Apparently, civilisation arrived only when the first missionaries planted their crosses on our soil. Before then, we were told, we knew nothing of morality, community, or the divine. Strange, though, because our ancestors somehow managed to build kingdoms, resolve disputes, farm fertile lands, and raise children without once thumbing through a King James Bible.
Long before pews and pulpits became our weekend routines, there were gods—ours. Gods who spoke the language of the thunderstorm, who danced in our masquerades, who judged us by the weight of our actions, not by how loudly we recited a borrowed creed. Sin, as a concept, did not exist. But there were taboos, boundaries, and consequences. The universe had balance, enforced not by eternal damnation but by the simple idea that every action had a price.
Then came the sales pitch. Colonialism arrived not only with railways and gunboats but with a new catalogue of belief: civility or savagery, light or darkness, heaven or hell. And we, ever hospitable, traded in our deities for imported saints. Shrines were abandoned. Ancestral names were mocked. Suddenly, worshipping in our own tongue was branded backward, while chanting in Latin was hailed as progress.

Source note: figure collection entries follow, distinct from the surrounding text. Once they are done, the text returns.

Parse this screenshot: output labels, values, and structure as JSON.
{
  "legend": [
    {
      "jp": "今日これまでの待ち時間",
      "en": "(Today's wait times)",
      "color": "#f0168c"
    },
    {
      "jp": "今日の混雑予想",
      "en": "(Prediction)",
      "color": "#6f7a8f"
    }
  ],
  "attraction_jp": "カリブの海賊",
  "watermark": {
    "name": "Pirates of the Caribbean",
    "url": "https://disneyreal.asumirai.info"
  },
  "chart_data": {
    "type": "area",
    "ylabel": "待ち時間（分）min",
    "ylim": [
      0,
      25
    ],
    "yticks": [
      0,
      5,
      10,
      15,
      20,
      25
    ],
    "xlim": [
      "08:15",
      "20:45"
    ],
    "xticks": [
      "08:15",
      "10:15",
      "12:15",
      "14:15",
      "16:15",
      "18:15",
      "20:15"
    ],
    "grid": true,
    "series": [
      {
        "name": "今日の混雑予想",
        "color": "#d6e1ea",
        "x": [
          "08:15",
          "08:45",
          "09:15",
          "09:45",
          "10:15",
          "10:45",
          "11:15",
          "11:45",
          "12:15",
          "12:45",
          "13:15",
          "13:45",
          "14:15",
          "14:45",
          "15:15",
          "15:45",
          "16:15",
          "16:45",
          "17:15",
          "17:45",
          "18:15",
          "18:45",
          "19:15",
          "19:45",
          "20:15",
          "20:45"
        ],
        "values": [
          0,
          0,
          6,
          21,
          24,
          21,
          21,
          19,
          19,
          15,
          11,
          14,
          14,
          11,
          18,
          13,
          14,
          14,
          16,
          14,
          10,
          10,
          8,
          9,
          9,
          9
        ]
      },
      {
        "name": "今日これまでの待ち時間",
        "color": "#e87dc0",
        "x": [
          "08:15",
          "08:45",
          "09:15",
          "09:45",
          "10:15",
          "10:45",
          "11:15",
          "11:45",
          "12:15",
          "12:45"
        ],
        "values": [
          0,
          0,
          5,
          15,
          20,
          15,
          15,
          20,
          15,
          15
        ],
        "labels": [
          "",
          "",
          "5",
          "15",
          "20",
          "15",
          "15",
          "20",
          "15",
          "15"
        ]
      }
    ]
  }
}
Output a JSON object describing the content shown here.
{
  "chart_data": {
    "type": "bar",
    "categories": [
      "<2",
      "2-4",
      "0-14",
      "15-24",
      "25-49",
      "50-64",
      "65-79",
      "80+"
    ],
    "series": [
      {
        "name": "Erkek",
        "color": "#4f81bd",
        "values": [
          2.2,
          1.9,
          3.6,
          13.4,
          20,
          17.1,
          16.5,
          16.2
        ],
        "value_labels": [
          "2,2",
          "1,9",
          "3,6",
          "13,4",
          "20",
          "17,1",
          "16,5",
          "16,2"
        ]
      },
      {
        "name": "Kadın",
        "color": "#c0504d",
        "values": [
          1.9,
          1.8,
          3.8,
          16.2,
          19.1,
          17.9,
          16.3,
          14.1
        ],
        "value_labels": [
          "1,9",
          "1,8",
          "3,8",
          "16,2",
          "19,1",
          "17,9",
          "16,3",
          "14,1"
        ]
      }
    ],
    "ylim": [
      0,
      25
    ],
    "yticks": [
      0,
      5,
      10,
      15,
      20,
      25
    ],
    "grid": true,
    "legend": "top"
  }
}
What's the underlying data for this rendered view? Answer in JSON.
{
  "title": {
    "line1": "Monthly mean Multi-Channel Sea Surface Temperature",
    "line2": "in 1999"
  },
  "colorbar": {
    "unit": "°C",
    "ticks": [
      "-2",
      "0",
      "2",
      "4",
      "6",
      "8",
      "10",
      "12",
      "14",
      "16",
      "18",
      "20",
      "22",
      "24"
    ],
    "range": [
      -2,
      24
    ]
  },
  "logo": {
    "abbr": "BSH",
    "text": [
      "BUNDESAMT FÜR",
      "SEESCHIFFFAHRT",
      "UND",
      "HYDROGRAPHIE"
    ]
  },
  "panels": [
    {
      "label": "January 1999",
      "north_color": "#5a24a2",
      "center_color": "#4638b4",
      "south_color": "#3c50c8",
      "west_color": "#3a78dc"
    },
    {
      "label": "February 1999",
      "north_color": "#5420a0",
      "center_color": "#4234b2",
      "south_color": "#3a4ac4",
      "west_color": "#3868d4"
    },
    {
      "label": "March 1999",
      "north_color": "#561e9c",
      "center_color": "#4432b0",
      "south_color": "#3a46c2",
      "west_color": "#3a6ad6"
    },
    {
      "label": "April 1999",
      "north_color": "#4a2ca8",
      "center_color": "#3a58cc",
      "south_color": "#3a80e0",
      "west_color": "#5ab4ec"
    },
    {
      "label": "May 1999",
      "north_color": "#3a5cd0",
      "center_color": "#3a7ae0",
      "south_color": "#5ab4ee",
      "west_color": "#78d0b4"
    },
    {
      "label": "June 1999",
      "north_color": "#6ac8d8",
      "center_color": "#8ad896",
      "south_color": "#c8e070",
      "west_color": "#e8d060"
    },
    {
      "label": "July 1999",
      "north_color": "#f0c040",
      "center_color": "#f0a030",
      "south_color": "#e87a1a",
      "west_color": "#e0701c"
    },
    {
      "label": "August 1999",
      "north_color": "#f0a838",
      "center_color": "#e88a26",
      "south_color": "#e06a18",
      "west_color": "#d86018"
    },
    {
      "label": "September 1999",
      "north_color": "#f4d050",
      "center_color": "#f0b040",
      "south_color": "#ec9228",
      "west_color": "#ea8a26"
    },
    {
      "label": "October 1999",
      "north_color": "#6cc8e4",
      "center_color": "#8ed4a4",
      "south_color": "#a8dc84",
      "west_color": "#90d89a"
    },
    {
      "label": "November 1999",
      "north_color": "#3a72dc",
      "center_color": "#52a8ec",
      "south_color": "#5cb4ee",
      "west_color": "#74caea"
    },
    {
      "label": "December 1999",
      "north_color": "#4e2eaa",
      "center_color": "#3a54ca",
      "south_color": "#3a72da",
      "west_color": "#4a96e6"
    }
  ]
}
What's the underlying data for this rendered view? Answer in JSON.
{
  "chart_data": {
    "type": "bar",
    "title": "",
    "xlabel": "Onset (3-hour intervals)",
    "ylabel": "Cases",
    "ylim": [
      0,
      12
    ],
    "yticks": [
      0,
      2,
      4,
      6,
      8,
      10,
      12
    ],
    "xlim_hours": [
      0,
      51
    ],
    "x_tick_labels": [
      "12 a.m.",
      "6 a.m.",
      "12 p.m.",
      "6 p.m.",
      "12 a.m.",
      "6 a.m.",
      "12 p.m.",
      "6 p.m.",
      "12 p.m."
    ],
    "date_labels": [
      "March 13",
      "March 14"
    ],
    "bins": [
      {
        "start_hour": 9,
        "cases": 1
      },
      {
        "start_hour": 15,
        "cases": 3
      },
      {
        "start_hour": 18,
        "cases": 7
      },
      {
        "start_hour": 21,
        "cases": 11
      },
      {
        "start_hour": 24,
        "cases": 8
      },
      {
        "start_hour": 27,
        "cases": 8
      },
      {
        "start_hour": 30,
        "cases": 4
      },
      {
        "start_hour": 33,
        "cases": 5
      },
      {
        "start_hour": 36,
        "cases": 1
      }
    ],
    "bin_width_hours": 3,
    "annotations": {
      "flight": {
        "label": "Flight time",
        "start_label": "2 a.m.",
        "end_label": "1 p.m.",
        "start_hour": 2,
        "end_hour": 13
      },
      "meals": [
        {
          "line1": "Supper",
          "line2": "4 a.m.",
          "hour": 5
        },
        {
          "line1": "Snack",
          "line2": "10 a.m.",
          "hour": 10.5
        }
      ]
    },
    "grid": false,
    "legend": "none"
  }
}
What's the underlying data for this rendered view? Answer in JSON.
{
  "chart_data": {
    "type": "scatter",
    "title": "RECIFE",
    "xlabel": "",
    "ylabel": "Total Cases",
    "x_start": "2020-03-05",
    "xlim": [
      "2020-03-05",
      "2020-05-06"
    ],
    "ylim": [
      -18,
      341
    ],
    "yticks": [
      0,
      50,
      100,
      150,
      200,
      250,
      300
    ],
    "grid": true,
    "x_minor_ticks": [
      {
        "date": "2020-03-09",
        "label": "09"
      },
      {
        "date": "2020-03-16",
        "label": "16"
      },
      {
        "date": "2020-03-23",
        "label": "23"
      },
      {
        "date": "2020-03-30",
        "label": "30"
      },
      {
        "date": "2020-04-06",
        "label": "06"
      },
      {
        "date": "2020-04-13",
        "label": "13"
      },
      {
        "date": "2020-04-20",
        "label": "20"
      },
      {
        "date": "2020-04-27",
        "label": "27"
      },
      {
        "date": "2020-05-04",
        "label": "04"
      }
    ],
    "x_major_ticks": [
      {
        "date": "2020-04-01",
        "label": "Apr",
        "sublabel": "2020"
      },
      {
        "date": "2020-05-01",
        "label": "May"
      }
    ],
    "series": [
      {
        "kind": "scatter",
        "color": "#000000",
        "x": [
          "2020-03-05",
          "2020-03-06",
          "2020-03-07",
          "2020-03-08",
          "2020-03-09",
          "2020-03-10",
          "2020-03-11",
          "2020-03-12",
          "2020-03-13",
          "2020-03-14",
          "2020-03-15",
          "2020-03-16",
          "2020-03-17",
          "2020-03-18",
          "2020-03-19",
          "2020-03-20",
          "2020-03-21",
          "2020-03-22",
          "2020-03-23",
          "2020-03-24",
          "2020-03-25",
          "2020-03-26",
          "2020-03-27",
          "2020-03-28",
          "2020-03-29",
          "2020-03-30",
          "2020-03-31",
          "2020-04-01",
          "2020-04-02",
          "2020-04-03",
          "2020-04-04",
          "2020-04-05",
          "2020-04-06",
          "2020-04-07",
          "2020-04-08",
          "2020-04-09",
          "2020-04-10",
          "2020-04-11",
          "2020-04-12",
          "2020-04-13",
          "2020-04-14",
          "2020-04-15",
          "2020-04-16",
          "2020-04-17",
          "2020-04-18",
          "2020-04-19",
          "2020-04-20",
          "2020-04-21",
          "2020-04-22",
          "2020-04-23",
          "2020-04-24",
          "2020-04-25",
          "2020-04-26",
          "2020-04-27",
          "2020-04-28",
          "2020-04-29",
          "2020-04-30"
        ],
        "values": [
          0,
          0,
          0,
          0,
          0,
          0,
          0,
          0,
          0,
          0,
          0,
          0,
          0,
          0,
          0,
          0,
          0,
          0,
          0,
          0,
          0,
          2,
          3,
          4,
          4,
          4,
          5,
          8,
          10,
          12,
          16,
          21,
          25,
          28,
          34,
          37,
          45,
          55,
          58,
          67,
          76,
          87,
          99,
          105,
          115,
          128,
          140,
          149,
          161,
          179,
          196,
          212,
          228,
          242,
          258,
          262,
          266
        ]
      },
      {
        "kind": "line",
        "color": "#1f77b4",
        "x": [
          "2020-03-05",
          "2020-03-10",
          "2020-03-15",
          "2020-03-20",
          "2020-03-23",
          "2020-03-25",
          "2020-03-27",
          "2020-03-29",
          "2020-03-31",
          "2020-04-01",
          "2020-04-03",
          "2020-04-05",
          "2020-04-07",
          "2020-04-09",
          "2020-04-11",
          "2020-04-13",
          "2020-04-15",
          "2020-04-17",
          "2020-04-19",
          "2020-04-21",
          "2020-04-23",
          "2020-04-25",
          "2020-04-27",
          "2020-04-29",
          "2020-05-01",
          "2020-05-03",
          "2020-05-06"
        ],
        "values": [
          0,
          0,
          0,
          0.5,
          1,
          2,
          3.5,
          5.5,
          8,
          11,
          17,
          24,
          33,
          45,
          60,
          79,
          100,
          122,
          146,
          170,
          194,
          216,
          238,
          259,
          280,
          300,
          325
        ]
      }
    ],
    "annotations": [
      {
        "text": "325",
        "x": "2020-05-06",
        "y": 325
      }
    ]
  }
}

Traditional religion, of course, wasn’t a free-for-all. It had priests, yes, but also rainmakers, herbalists, drummers, and custodians of memory. It offered not just worship but a worldview, with morality anchored in daily life and respect earned, not demanded. Elders were sacred, and wisdom came not from books shipped across oceans but from stories woven around firesides.
Christianity undeniably brought gifts: schools, hospitals, literacy, and the promise of salvation. But it also demanded sacrifice—not the kind on altars, but of memory. To embrace the cross, we were told, we had to bury our gods. And we did. With surprising enthusiasm.
Now, we wrinkle our noses at the mention of Ogun, dismiss Amadioha as superstition, and quickly baptise our children with foreign saints’ names while insisting our ancestors knew only darkness. Yet look around: did we become more virtuous? Or just more confused?
This is not a manifesto for pagan revival. It is a reminder that culture is not the enemy of faith. You can sit in church on Sunday and still acknowledge that your people once spoke to the divine—in languages that required no translation. Heritage is not heresy.
So perhaps it is time to retire the myth that we arrived at morality only when missionaries docked. Our forebears had gods, order, and a sense of the sacred long before anyone handed them a cross. Pretending otherwise is not just amnesia; it is self-erasure.
Because whether we admit it or not, before the cross came, the gods were already here.